Here is what I wrote in the paper a few days after the Middle Tennessee game:
One problem that arose during Saturday's loss was poor defensive communication, occasional lapses that made it difficult for Maryland to combat Middle Tennessee's offense. The Blue Raiders controlled the ball for two-thirds of the game, and quarterback Joe Craddock completed 28 passes, threw for 256 yards and consistently found open receivers to sustain drives.
At times, Middle Tennessee rushed to the line of scrimmage to snap the ball before Maryland had properly aligned its defense. At other times, the Blue Raiders rushed to the line, only to evaluate Maryland's defense, let the play clock run and ultimately change the play. When the Terrapins tried to adjust, signals were crossed.

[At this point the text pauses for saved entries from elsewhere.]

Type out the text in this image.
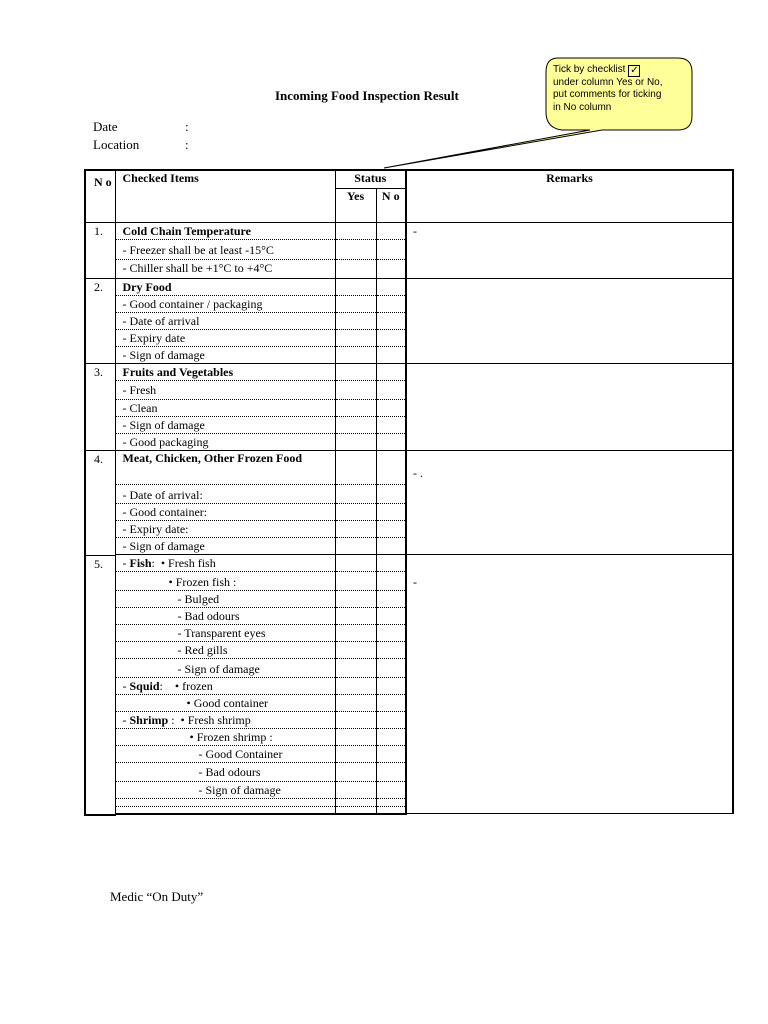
Incoming Food Inspection Result
Date	:
Location	:
Tick by checklist ✓
under column Yes or No,
put comments for ticking
in No column
N o	Checked Items	Status		Remarks
		Yes	N o	
1.	Cold Chain Temperature			-
	- Freezer shall be at least -15°C			
	- Chiller shall be +1°C to +4°C			

2.	Dry Food			
	- Good container / packaging			
	- Date of arrival			
	- Expiry date			
	- Sign of damage			

3.	Fruits and Vegetables			
	- Fresh			
	- Clean			
	- Sign of damage			
	- Good packaging			

4.	Meat, Chicken, Other Frozen Food			- .
	- Date of arrival:			
	- Good container:			
	- Expiry date:			
	- Sign of damage			

5.	- Fish:  • Fresh fish			-
	• Frozen fish :			
	- Bulged			
	- Bad odours			
	- Transparent eyes			
	- Red gills			
	- Sign of damage			
	- Squid:    • frozen			
	• Good container			
	- Shrimp :  • Fresh shrimp			
	• Frozen shrimp :			
	- Good Container			
	- Bad odours			
	- Sign of damage			

Medic “On Duty”
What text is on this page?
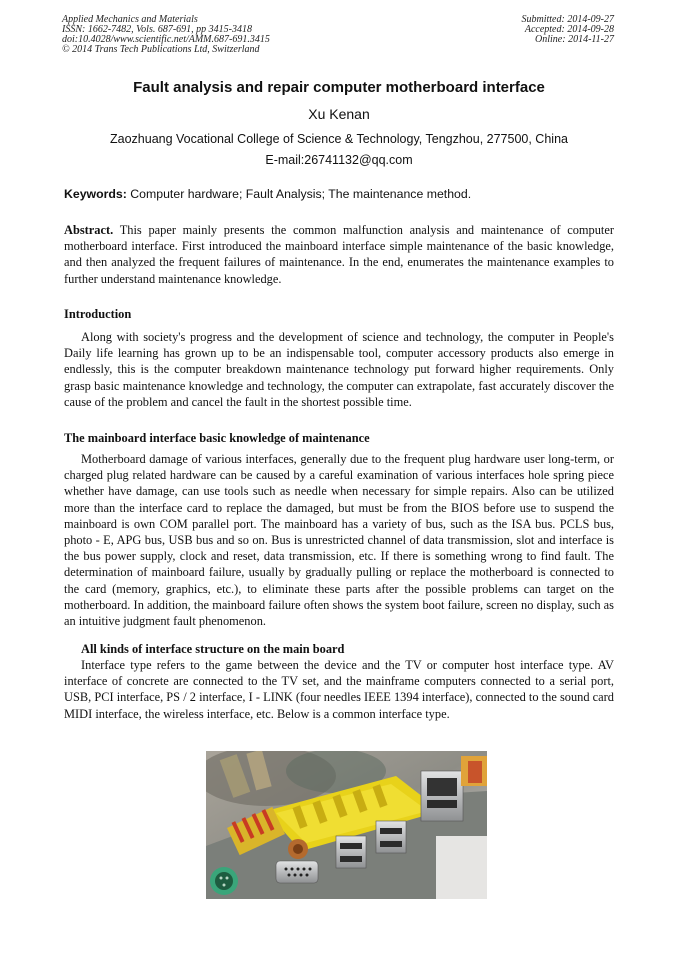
Applied Mechanics and Materials
ISSN: 1662-7482, Vols. 687-691, pp 3415-3418
doi:10.4028/www.scientific.net/AMM.687-691.3415
© 2014 Trans Tech Publications Ltd, Switzerland
Submitted: 2014-09-27
Accepted: 2014-09-28
Online: 2014-11-27
Fault analysis and repair computer motherboard interface
Xu Kenan
Zaozhuang Vocational College of Science & Technology, Tengzhou, 277500, China
E-mail:26741132@qq.com
Keywords: Computer hardware; Fault Analysis; The maintenance method.
Abstract. This paper mainly presents the common malfunction analysis and maintenance of computer motherboard interface. First introduced the mainboard interface simple maintenance of the basic knowledge, and then analyzed the frequent failures of maintenance. In the end, enumerates the maintenance examples to further understand maintenance knowledge.
Introduction
Along with society's progress and the development of science and technology, the computer in People's Daily life learning has grown up to be an indispensable tool, computer accessory products also emerge in endlessly, this is the computer breakdown maintenance technology put forward higher requirements. Only grasp basic maintenance knowledge and technology, the computer can extrapolate, fast accurately discover the cause of the problem and cancel the fault in the shortest possible time.
The mainboard interface basic knowledge of maintenance
Motherboard damage of various interfaces, generally due to the frequent plug hardware user long-term, or charged plug related hardware can be caused by a careful examination of various interfaces hole spring piece whether have damage, can use tools such as needle when necessary for simple repairs. Also can be utilized more than the interface card to replace the damaged, but must be from the BIOS before use to suspend the mainboard is own COM parallel port. The mainboard has a variety of bus, such as the ISA bus. PCLS bus, photo - E, APG bus, USB bus and so on. Bus is unrestricted channel of data transmission, slot and interface is the bus power supply, clock and reset, data transmission, etc. If there is something wrong to find fault. The determination of mainboard failure, usually by gradually pulling or replace the motherboard is connected to the card (memory, graphics, etc.), to eliminate these parts after the possible problems can target on the motherboard. In addition, the mainboard failure often shows the system boot failure, screen no display, such as an intuitive judgment fault phenomenon.
All kinds of interface structure on the main board
Interface type refers to the game between the device and the TV or computer host interface type. AV interface of concrete are connected to the TV set, and the mainframe computers connected to a serial port, USB, PCI interface, PS / 2 interface, I - LINK (four needles IEEE 1394 interface), connected to the sound card MIDI interface, the wireless interface, etc. Below is a common interface type.
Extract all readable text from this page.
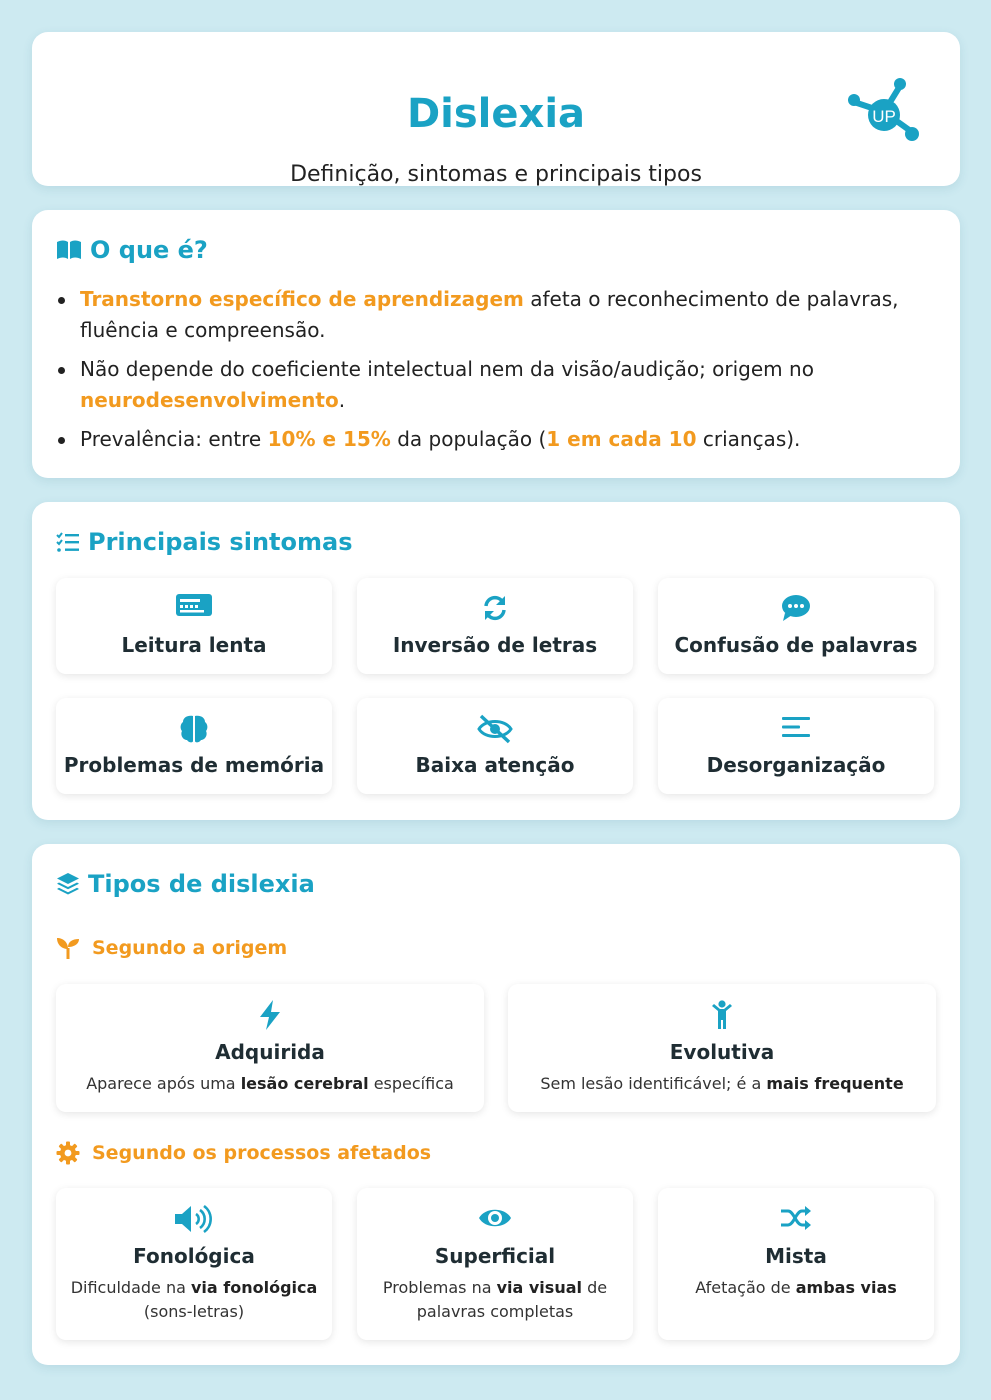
Dislexia
Definição, sintomas e principais tipos
UP
O que é?
Transtorno específico de aprendizagem afeta o reconhecimento de palavras, fluência e compreensão.
Não depende do coeficiente intelectual nem da visão/audição; origem no neurodesenvolvimento.
Prevalência: entre 10% e 15% da população (1 em cada 10 crianças).
Principais sintomas
Leitura lenta	Inversão de letras	Confusão de palavras
Problemas de memória	Baixa atenção	Desorganização
Tipos de dislexia
Segundo a origem
Adquirida
Aparece após uma lesão cerebral específica
Evolutiva
Sem lesão identificável; é a mais frequente
Segundo os processos afetados
Fonológica
Dificuldade na via fonológica (sons-letras)
Superficial
Problemas na via visual de palavras completas
Mista
Afetação de ambas vias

"When rushing around, everyone tends not to be focused," defensive tackle Jeremy Navarre said. "That definitely bothered us. We would hurry to the line of scrimmage and then the quarterback would take 20 seconds and change the play. But if we didn't hurry, they'd call the play right away.
Defensive back Jeff Allen said communication was the first thing Maryland focused on during Monday's practice. He said players need to look to the sideline longer to pick up signals and also communicate to one another on the field better before the ball is snapped. Friedgen said some of the defensive players are "introverts back there and it is not easy for them to come out and be vocal. They have to do that."
Another issue that arose was Maryland's lack of pressure on the quarterback. Middle Tennessee Coach Rick Stockstill said Monday that he was surprised Maryland did not rush his quarterback more, especially with his offensive line being so young. At times, the Blue Raiders had two redshirt freshmen and two true freshmen on the offensive line.
And then there was Virginia Tech, when a displeased Friedgen was forced to take a timeout and emphatically talk to defensive coordinator Chris Cosh about it, an exchange that was caught on national television.
Is this communication thing entirely on Cosh? Or does Friedgen take some of the blame for this for not seeing that it was corrected after the first or second time? If there are defensive changes in the offseason, do you want any other changes that don't involve Cosh?